Hydropower facilities in the U.S. are primarily concentrated in three states: Washington, California, and Oregon. However, this country and those states are not the forerunners of the pack.
China and Brazil lead the way in hydropower generation, respectively, with China adding another 6.8 gigawatts to reach over 370 gigawatts of capacity in 2020, according to a status report conducted by the International Hydropower Association (IHA). Citing its low costs and flexibility, the same report by the IHA predicts hydropower will become the dominant source of electricity generation by 2050.
Trends in Alternative Fuel
Alternative fuel, also known as advanced fuels, is defined as any materials or substances that can be used as fuel, other than traditional sources, such as fossil fuels or nuclear materials.
This type of fuel includes gaseous fuels such as hydrogen, natural gas, or propane; alcohols such as ethanol, methanol, and butanol; vegetable and waste-derived oils; and electricity. Biodiesel and bio-alcohol are two of the more commonly known forms of alternative fuel.
In 2020, the U.S. and Brazil were leading the way in the production of biofuels, contributing 1,347.3 and 883.7 petajoules that year, respectively.

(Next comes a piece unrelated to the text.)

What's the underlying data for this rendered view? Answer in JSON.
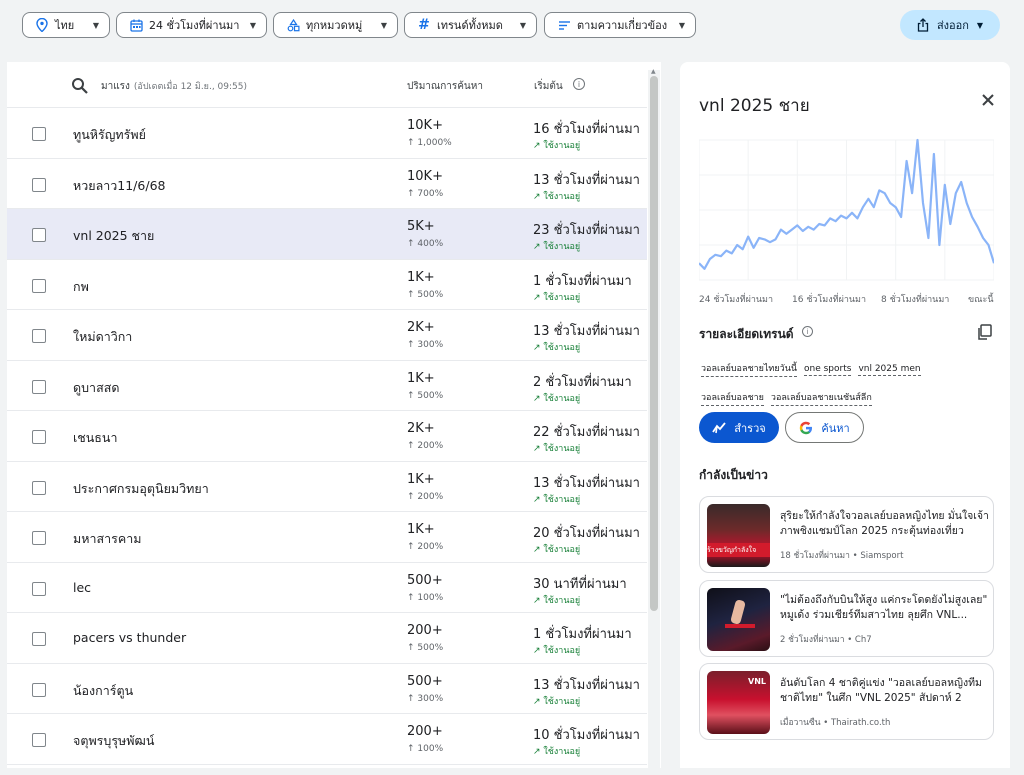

The biofuel revolution in Brazil is largely thanks to Brazilian law, which requires that gasoline be mixed with 27% ethanol. Blending fuel like this releases fewer emissions and contributes to a cleaner environment.
What Does This Mean for the Future of Alternative Energy?
From solar, wind, and hydropower to alternative fuel, each of these innovations is benefitting our world in myriad ways. For one, the energy that produces zero greenhouse gases is energy that reduces pollution. The environment is not the only thing benefitting from the switch to renewables though. These forms of energy diversify our energy supply, reduce our reliance on imported fuels, and create jobs in manufacturing, installation, and design.
The Center for Climate and Energy Solutions (C2ES) reports that renewables have the fastest-growing market of any energy source in the U.S. — from 2000 to 2018, renewable energy witnessed a 100% increase in use.
The continued development and implementation of renewable energy sources, however, will heavily rely on the backs of governments all over the world. Policy initiatives and government incentives serve as a driving force to get consumers and businesses alike to make the switch to renewables.